A baba e os olhos
O interno passou pelo meio das macas, cada uma delas com um corpo em cima, que atafulhavam a saleta de triagem-homens. Havia várias, e algumas estavam oblíquas, tocando-se por vértices.Para chegar aonde precisava, teve de desviar algumas. Ao desviar uma, tocou num corpo, que logo ameaçou despenhar-se dela abaixo, resfolegando. O interno, à força de antebraços, recolocou na maca o corpo que lá estava e reparou, ao fazer isso, que se tratava ali dum corpo jovem e bastante vivo, que se babava bastante. E esse corpo tentou limpar a baba à bata do interno, enquanto babujava um gemebundo e irascível "fodo-te!".

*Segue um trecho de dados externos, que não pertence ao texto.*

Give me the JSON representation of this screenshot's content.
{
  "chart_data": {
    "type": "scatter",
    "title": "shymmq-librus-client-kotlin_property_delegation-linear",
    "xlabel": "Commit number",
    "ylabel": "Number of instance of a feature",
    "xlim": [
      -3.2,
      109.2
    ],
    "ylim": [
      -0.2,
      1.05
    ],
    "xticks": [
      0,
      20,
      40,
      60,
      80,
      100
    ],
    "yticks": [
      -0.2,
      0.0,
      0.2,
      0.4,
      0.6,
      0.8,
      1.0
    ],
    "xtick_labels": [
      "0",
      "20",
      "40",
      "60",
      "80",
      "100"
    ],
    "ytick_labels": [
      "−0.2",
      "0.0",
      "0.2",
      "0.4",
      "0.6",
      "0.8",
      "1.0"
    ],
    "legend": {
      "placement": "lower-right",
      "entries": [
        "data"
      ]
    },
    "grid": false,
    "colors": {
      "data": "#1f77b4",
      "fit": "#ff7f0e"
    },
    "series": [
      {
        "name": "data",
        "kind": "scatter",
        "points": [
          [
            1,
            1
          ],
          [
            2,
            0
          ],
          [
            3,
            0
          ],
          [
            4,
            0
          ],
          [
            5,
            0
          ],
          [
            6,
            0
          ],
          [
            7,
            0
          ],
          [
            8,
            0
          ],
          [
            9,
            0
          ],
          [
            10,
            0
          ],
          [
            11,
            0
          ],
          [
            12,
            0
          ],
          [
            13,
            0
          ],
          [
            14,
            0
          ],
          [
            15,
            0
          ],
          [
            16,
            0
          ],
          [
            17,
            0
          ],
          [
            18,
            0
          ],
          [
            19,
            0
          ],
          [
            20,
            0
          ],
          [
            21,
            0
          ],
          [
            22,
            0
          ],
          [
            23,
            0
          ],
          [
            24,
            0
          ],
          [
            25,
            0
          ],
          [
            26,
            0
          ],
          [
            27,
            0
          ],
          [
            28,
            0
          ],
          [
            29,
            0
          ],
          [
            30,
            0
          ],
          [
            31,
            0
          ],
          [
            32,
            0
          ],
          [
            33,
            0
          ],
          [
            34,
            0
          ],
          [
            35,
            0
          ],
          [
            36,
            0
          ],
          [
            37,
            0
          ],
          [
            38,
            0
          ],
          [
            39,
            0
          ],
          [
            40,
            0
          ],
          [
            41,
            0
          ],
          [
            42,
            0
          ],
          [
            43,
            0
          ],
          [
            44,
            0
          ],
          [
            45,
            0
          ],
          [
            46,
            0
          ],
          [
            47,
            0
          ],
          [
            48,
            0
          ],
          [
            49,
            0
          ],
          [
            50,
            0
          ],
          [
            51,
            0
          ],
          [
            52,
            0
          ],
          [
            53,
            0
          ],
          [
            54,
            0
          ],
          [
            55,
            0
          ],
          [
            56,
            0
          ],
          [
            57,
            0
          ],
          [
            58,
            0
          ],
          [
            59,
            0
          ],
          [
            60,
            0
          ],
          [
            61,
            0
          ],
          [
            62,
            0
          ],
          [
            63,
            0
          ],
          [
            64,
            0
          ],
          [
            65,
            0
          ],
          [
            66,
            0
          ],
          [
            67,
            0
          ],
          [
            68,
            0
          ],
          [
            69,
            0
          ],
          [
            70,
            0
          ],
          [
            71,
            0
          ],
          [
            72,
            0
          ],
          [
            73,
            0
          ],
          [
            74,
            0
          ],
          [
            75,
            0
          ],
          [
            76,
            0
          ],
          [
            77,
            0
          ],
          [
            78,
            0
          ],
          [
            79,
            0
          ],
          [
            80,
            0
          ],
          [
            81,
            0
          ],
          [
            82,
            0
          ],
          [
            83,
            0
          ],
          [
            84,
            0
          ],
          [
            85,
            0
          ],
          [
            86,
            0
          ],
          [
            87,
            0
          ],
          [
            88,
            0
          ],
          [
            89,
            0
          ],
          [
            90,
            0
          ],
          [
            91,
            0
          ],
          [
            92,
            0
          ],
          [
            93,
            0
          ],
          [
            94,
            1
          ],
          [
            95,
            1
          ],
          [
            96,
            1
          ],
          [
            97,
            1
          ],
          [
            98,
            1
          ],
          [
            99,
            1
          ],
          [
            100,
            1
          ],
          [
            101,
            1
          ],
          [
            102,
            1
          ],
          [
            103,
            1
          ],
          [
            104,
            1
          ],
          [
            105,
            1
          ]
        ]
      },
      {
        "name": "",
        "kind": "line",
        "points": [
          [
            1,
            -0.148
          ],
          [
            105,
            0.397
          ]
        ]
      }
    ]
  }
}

O interno repeliu as beiças do baboso com um puxão gentil na bata e seguiu para onde ia. Caminho pequeno, até à mesa das análises, que tentou ler mantendo-se de costas para o caminho, porque lhe tinha sido penosa a caminhada e pouco bela.
Sentindo restolhada atrás de si, logo depois, o interno virou-se de repente, naquela coisa premonitória que por vezes temos de que "isto é comigo".
E era.
Vinha o baboso, já de pé e babando-se mais, de ferro em riste, era um daqueles suportes para soros, dos antigos, que eram de ferro, levantado e já a pontos de se baixar nas costas do interno.
Vários dos corpos antigamente inertes no cimo das macas se tinham erguido, perante a restolhada, bradando alertas que eram mais para dentro que para fora. "Debandar!". Tanto que se levantaram e sairam, lestos, bastante menos mal de si do que o interno pensara que estivessem.
E o baboso ali, traidamente em pé, subitamente indeciso, fitando agora olhos que o olhavam, em lugar de fitar as costas fáceis que o motivaram às melhoras do levante e da ferrugem.
Mas, uma vez de pé, os babosos fogem - depois de hesitarem, como quase toda a gente, independentemente da baba que emitem e do lugar do corpo onde ela lhes chega - para a frente. E, berrando já, no desespero do desmascaramento, fez menção de desfechar o golpe que hesitara e que se lhe impôs de novo, porque tinha de se cumprir na baba inteira.
O interno, que tivera já tempo para o medo e que sentia agora raiva surda, agarrou-lhe o ferro, com ambas as mãos, e sentiu que o ferro se torcia. Mas não, o ferro é rijo, era apenas o baboso que se afrouxava todo, novamente, agora na moleza do imprevisto, e que desejava regressar à maca, às arrecuas. O que não conseguiu, porque o interno o transportou, ambos de pé e agarrados ao ferro, como gémeos que se defrontassem naquele ódio fraterno de se compreenderem e se detestarem pelo mútuo entendimento que preside aos confrontos tristes, até à parede, até o baboso se encontrar com ela e se lhe encostar, altura em que decidiu não permanecer mais de pé, escorrendo-se por ele inteiro e pelo muro abaixo, babando-se sempre, até ficar de cócoras, sempre agarrado ao ferro mas não fazendo força, desviando dos do interno os olhos que neles mantivera fixos enquanto recuava, desatando a gemer de novo, já doente outra vez, e depois berrando que lhe batiam, "eu fodo-te! queres-me bater! acudam!", o que era falso, como falsas eram já, como se provou nas entrelinhas da memória que agora consultei, mais de metade das coisas que ali se estavam a passar desde antes, muito antes, mesmo antes de o baboso se levantar, babando sempre, da baba inerte em que ali estava antes afogado, náufrago de jangada frouxa que estrebuchava mal no mar manso que agitara.